Enron investors are due to receive $72.5 million from its former auditor, Arthur Andersen, reported Bloomberg.
According to the wire service, U.S. District Judge Melinda Harmon approved the class-action settlement — agreed to in 2005 but first made public only last November — after plaintiffs’ attorneys acknowledged that this was about as much money as they could recover. Investors will also receive $2 million in accrued interest, Bloomberg added.
“This is a very good settlement,” Keith Park, a lawyer for the University of California Board of Regents, the lead plaintiffs in the class action, reportedly told Harmon at a hearing last week.
Altogether, investors have recovered more than $7.3 billion in settlements with Enron’s former lenders and lawyers, according to the report.

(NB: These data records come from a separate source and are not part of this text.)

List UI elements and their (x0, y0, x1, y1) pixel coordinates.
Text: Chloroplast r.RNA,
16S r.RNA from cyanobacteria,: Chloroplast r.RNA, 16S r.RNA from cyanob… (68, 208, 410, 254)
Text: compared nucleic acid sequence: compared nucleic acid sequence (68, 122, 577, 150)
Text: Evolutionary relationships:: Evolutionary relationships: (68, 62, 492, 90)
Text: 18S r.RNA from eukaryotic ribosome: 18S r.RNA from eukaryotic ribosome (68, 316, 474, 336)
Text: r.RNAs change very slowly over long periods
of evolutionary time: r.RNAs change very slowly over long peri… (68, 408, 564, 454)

The wire service noted that Patrick Dorton, a spokesman for Arthur Andersen, said in November that the firm admitted no wrongdoing as part of the agreement but was not immediately available to comment on the judge’s decision.
In another case presided over by Judge Harmon, in 2002 Andersen was convicted of obstruction of justice for destroying Enron-related documents, and the firm was forced to close down its auditing practice and most of its offices.
Three years later, the Supreme Court overturned the conviction, ruling 9-0 that Judge Harmon’s jury instructions were faulty because they didn’t require proof that Andersen officials knew they were breaking the law.
By then, noted Bloomberg, Andersen’s 85,000-strong work force, and its clients, had scattered. Today, about 200 lawyers and administrators oversee litigation and manage its remaining sites, including a conference center near its Chicago headquarters, according to the wire service.